Kemacetan ini bahkan meluas hingga Simpang Lima Bandara Sultan Hasanuddin dan Tol Reformasi Makassar.
“Kami terus melakukan pengaturan lalu lintas, tetapi genangan air di jalan masih tinggi, sehingga arus kendaraan tersendat,” ujar Kamaluddin, Rabu (12/2).
Sementara itu, jalur alternatif seperti Moncongloe dan Pattene juga tidak dapat diakses karena ikut terendam banjir. Hal ini membuat pihak kepolisian kesulitan melakukan rekayasa lalu lintas.
Banjir yang melumpuhkan jalur darat membuat beberapa warga memilih perjalanan via laut.
Salah satunya adalah Azizah, yang mengungkapkan bahwa keluarganya terpaksa menggunakan dua kapal untuk berangkat ke Pelabuhan Paotere Makassar sebelum melanjutkan perjalanan ke Kalimantan Selatan.
“Biasanya kami lewat jalur darat ke Makassar, tetapi karena banjir menyebabkan kemacetan panjang, kami memilih jalur laut,” ujarnya.
Pemerintah Kabupaten Maros telah mendirikan posko pengungsian di kantor kecamatan dan masjid-masjid untuk menampung warga terdampak.
Selain itu, dapur umum didirikan di seluruh kantor camat serta di Gedung Islamic Center Maros untuk memastikan pasokan makanan bagi korban banjir.
“Kami sudah instruksikan camat untuk membuka kantor mereka sebagai tempat evakuasi warga,” kata Bupati Maros, Chaidir Syam.
Banjir juga berdampak pada perkantoran.
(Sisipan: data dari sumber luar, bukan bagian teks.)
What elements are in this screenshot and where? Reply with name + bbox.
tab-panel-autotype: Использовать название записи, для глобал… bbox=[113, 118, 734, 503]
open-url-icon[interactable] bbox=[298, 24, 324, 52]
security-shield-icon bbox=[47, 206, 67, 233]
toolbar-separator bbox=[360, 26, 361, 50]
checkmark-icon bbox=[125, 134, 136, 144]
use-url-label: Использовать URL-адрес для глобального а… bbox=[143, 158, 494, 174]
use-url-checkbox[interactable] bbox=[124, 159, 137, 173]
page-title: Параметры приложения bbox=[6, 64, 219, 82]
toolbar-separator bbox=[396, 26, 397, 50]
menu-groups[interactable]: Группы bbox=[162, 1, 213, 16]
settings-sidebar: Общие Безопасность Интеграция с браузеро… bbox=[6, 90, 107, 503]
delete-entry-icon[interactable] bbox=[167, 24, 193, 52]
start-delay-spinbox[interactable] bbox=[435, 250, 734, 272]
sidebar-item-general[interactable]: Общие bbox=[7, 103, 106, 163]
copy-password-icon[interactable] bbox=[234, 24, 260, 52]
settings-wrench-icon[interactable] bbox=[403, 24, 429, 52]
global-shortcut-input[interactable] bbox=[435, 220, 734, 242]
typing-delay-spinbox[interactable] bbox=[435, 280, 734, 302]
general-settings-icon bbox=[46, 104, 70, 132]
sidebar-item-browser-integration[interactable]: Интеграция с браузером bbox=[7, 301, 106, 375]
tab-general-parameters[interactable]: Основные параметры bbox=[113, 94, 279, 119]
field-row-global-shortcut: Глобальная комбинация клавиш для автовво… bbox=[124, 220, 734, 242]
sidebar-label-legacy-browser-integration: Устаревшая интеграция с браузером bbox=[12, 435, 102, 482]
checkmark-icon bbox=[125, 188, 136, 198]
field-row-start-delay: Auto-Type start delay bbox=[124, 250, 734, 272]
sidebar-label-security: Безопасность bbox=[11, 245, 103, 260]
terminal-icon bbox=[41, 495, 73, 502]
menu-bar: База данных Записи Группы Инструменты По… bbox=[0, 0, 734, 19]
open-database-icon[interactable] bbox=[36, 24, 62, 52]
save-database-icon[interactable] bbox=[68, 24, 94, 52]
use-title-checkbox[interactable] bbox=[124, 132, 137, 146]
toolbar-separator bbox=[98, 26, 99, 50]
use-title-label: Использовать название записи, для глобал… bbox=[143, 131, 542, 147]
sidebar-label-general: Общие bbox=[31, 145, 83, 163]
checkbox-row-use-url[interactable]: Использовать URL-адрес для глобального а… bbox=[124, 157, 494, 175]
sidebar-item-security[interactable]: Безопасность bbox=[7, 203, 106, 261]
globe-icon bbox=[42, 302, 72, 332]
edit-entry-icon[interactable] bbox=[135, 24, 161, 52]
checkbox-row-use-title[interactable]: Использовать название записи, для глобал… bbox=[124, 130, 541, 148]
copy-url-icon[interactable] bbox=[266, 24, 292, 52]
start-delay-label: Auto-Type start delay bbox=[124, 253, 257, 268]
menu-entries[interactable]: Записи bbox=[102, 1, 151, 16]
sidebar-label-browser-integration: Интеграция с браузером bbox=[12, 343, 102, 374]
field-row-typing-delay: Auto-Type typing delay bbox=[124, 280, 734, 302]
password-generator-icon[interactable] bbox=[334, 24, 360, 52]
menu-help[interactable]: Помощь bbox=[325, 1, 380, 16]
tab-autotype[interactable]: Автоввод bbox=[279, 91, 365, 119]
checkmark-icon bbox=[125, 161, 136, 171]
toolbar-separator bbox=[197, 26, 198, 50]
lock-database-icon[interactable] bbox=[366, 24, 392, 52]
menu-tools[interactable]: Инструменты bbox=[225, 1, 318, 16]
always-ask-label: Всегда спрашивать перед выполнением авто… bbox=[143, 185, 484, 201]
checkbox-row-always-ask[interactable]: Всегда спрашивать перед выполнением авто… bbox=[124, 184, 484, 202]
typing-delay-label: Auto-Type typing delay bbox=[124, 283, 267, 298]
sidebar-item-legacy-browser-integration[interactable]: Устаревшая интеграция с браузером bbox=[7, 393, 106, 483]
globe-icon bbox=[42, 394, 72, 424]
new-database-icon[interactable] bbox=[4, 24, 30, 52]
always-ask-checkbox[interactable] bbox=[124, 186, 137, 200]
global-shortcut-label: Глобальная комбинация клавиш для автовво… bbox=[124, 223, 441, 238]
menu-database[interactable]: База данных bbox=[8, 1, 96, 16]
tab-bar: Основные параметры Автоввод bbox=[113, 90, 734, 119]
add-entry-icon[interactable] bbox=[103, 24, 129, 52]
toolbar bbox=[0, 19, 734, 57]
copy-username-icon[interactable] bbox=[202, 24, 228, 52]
Kantor Kementerian Agama (Kemenag) Maros misalnya, terendam banjir hingga sepinggang orang dewasa, menyebabkan beberapa pegawai terjebak dan terpaksa menginap di kantor.
Kepala Kemenag Maros, Muhammad, telah menginstruksikan ASN untuk bekerja dari rumah (WFH) sampai kondisi memungkinkan.
“Jika banjir sudah surut, ASN dapat kembali bekerja di kantor. Namun, bagi yang rumahnya masih terdampak, mereka tetap bisa bekerja dari rumah,” ujarnya.
Anggota DPRD Sulsel, Irfan AB, turut turun ke lokasi dan menyoroti lambannya penanganan banjir. Ia menegaskan bahwa banjir besar seperti ini bukan pertama kali terjadi, dan seharusnya sudah ada langkah konkret dari pemerintah.
“Banjir ini terjadi berulang kali, tetapi respons pemerintah masih lambat.
Seharusnya penanganan banjir menjadi prioritas utama dibanding proyek infrastruktur lain yang belum berdampak langsung bagi masyarakat,” kritiknya.
Menurut Irfan, perbaikan drainase dan normalisasi sungai harus segera dilakukan untuk mencegah kejadian serupa di masa depan.
Ia bahkan mengaku telah menyuarakan hal ini dalam rapat paripurna DPRD Sulsel, tetapi hingga kini belum ada solusi yang nyata.
“Kami akan terus mengawal masalah ini hingga ada kebijakan konkret yang benar-benar mengatasi persoalan banjir ini,” pungkasnya.